The interest rates determined in the money market have important effects on the foreign exchange rate. With free international trade in financial assets, portfolio managers, having chosen to hold some part of their portfolios in bonds, have an additional choice. They can hold some bonds issued by domestic borrowers and some issued by foreign borrowers. They might, for example, hold some bonds issued by the Government of Canada, some issued by the United States Treasury and some issued by other governments. Similarly, residents of other countries can choose to include bonds issued by the Government of Canada in their holdings. These choices are made on the basis of the yields on bonds established by conditions in different national money and bond markets.
Foreign exchange rate: the domestic currency price of a unit of foreign currency.
To achieve the highest return on the bond portion of their portfolios, managers buy bonds that offer the highest rate of return for a given level of risk. If interest rates are constant in other financial markets, a rise in Canadian interest rates and bond yields makes Canadian bonds more attractive to both domestic and foreign bondholders. The demand for Canadian bonds increases. A fall in Canadian interest rates has the opposite effect.
Bonds are issued and priced in national currency. Most Government of Canada bonds are denominated in Canadian dollars. US Treasury bonds are denominated in US dollars, and bonds issued by European governments are denominated in euros. If Canadians want to purchase bonds on foreign bond markets they need foreign currency to make payment. Similarly, if residents of other countries want to purchase Canadian bonds they need Canadian dollars to make payment. These foreign exchange requirements for trading in financial assets are the same as those for trading in goods and services. The foreign exchange market is the market in which currencies of different countries are bought and sold and foreign exchange rates are determined.
Foreign exchange markets and rates are examined in detail in Chapter 12. For now it will be enough to consider the effects of changes in domestic interest rates on the foreign exchange rate.

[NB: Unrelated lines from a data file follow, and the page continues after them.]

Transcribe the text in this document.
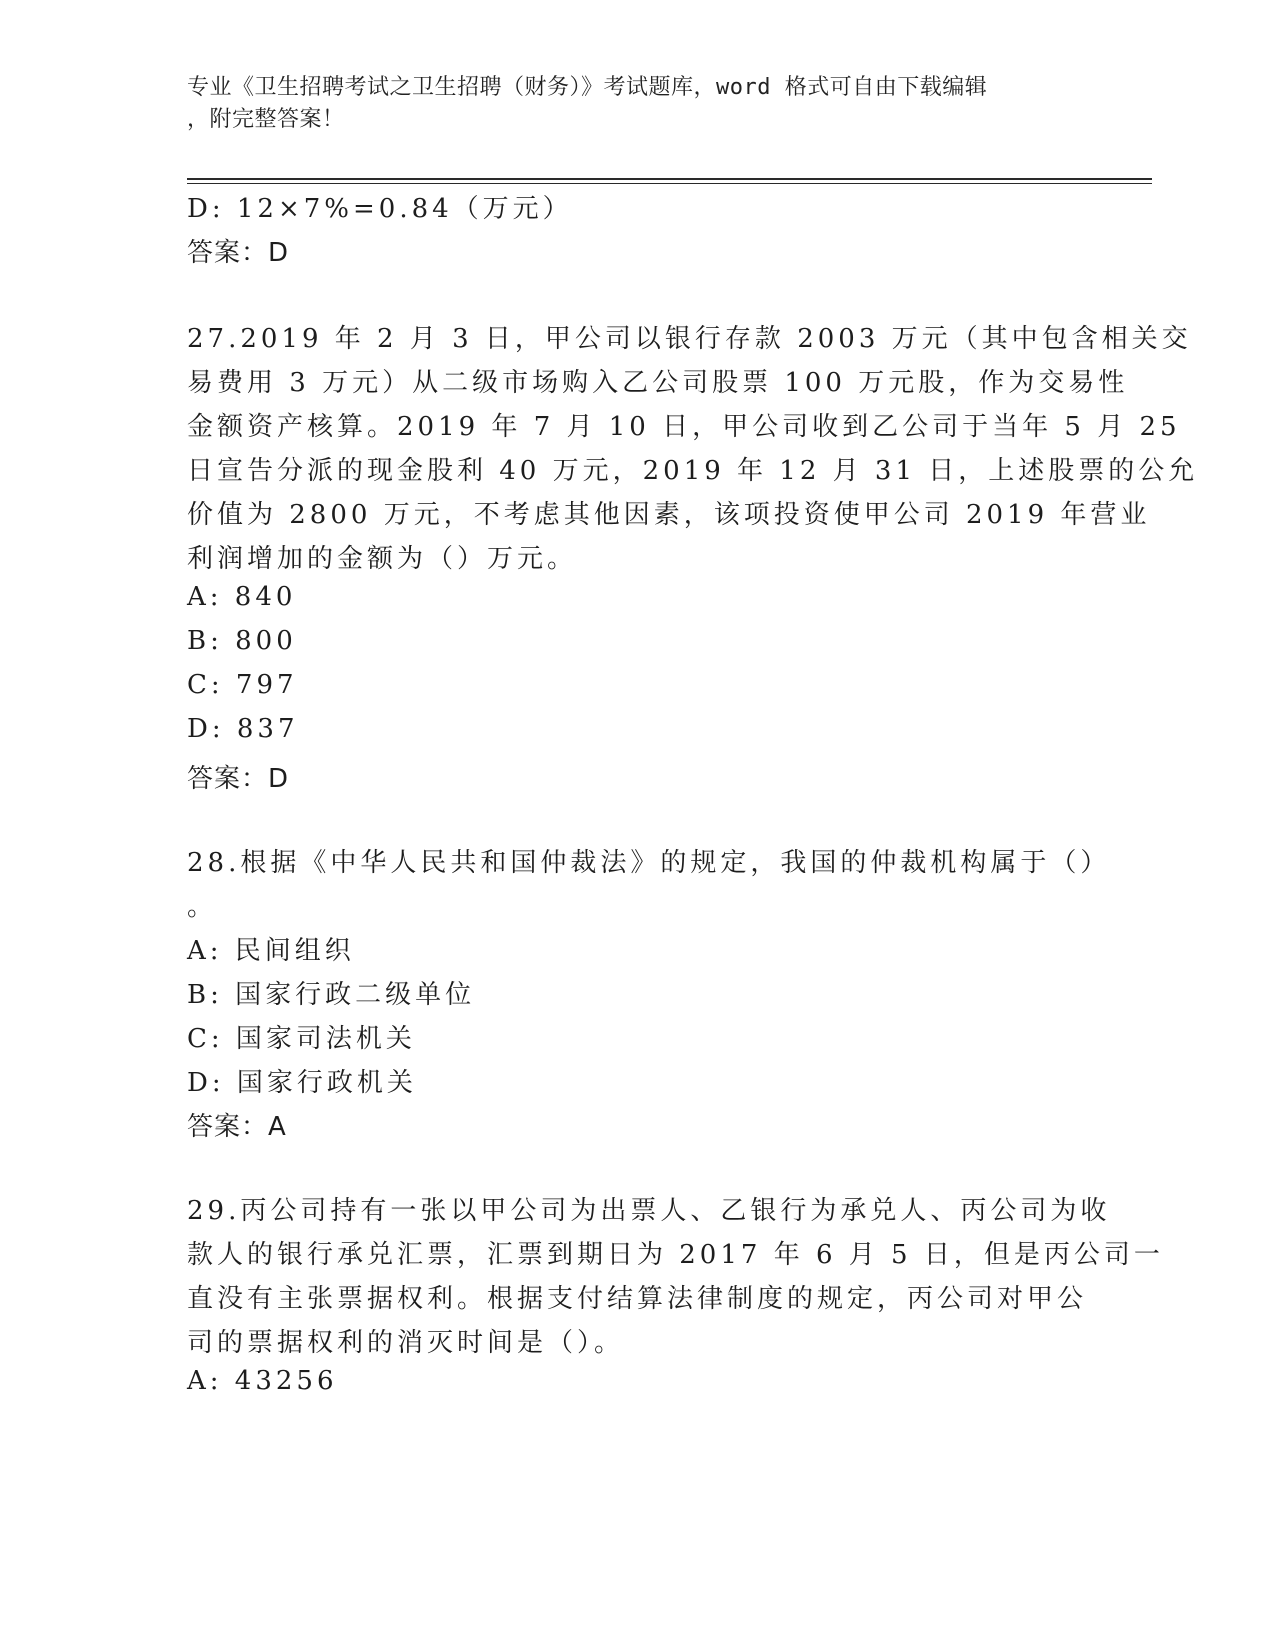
专业《卫生招聘考试之卫生招聘（财务）》考试题库，word 格式可自由下载编辑
，附完整答案！
D: 12×7%=0.84（万元）
答案：D
27.2019 年 2 月 3 日，甲公司以银行存款 2003 万元（其中包含相关交
易费用 3 万元）从二级市场购入乙公司股票 100 万元股，作为交易性
金额资产核算。2019 年 7 月 10 日，甲公司收到乙公司于当年 5 月 25
日宣告分派的现金股利 40 万元，2019 年 12 月 31 日，上述股票的公允
价值为 2800 万元，不考虑其他因素，该项投资使甲公司 2019 年营业
利润增加的金额为（）万元。
A: 840
B: 800
C: 797
D: 837
答案：D
28.根据《中华人民共和国仲裁法》的规定，我国的仲裁机构属于（）
。
A: 民间组织
B: 国家行政二级单位
C: 国家司法机关
D: 国家行政机关
答案：A
29.丙公司持有一张以甲公司为出票人、乙银行为承兑人、丙公司为收
款人的银行承兑汇票，汇票到期日为 2017 年 6 月 5 日，但是丙公司一
直没有主张票据权利。根据支付结算法律制度的规定，丙公司对甲公
司的票据权利的消灭时间是（）。
A: 43256
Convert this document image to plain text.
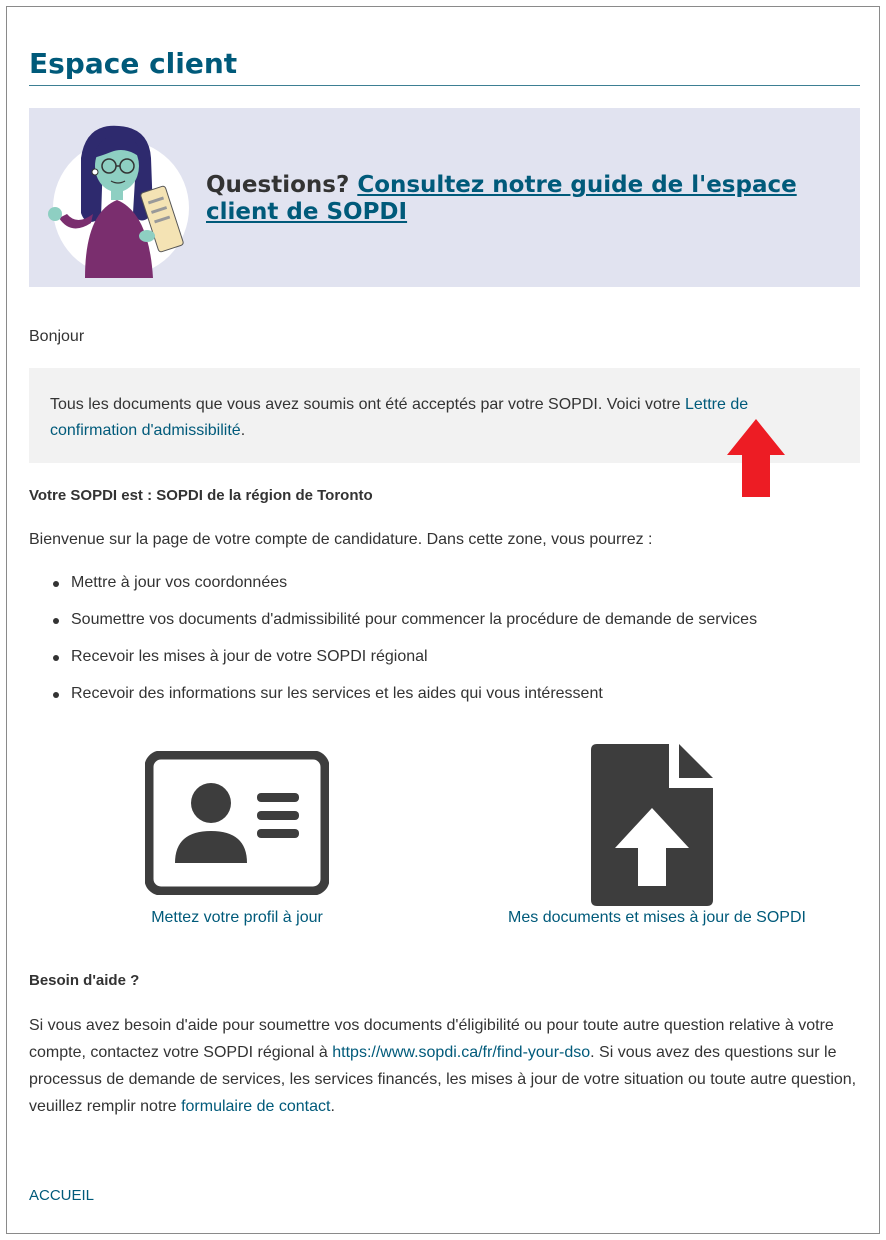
Espace client

Questions? Consultez notre guide de l'espace client de SOPDI

Bonjour

Tous les documents que vous avez soumis ont été acceptés par votre SOPDI. Voici votre Lettre de confirmation d'admissibilité.

Votre SOPDI est : SOPDI de la région de Toronto

Bienvenue sur la page de votre compte de candidature. Dans cette zone, vous pourrez :

Mettre à jour vos coordonnées
Soumettre vos documents d'admissibilité pour commencer la procédure de demande de services
Recevoir les mises à jour de votre SOPDI régional
Recevoir des informations sur les services et les aides qui vous intéressent
Mettez votre profil à jour	Mes documents et mises à jour de SOPDI

Besoin d'aide ?

Si vous avez besoin d'aide pour soumettre vos documents d'éligibilité ou pour toute autre question relative à votre compte, contactez votre SOPDI régional à https://www.sopdi.ca/fr/find-your-dso. Si vous avez des questions sur le processus de demande de services, les services financés, les mises à jour de votre situation ou toute autre question, veuillez remplir notre formulaire de contact.

ACCUEIL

Consider an increase in the domestic money supply in Canada. Money and bond market adjustments to this increased money supply lower the Canadian interest rate. At these lower interest rates domestic bond yields are lower relative to foreign bond yields than they were before. This provides the incentive for domestic portfolio managers to switch their purchases from domestic bonds to foreign (US) bonds. To pay for foreign bonds they need foreign currency. The demand for US dollars increases.
Simultaneously, bond holders in the US shift their purchases from the now relatively low-yield Canadian bonds to US bonds. Lower sales of Canadian securities in the US market reduce the supply of US dollars. This drop in the supply of US dollars combined with the increase in demand raises the Canadian dollar price of U.S dollars. This is a depreciation of the Canadian currency. If the initial exchange rate was $1.20Cdn = 1.00US, the exchange rate would be somewhat higher, say $1.25Cdn = $1.00US
Depreciation of the national currency: a decline in the value of the currency relative to other national currencies, which results in a rise in the domestic price of foreign currencies.
In this example a fall in domestic interest rates, other things constant, causes depreciation in the domestic currency relative to foreign currencies. This interest rate-exchange rate linkage is symmetrical. Rises in domestic interest rates cause appreciation of the national currency.
Appreciation of the national currency: an increase in the value of the currency relative to other national currencies, which results in a fall in the domestic currency price of foreign currencies.
A decrease in the money supply or a change in the demand for money with a fixed money supply would affect the foreign exchange rate through the same linkages. Changes in domestic financial markets and foreign exchange markets happen simultaneously. With current communications and information technology these markets adjust very rapidly and continuously. The changes in interest rates and foreign exchange rates that result from changes in domestic money market conditions have important effects on aggregate expenditure and aggregate demand.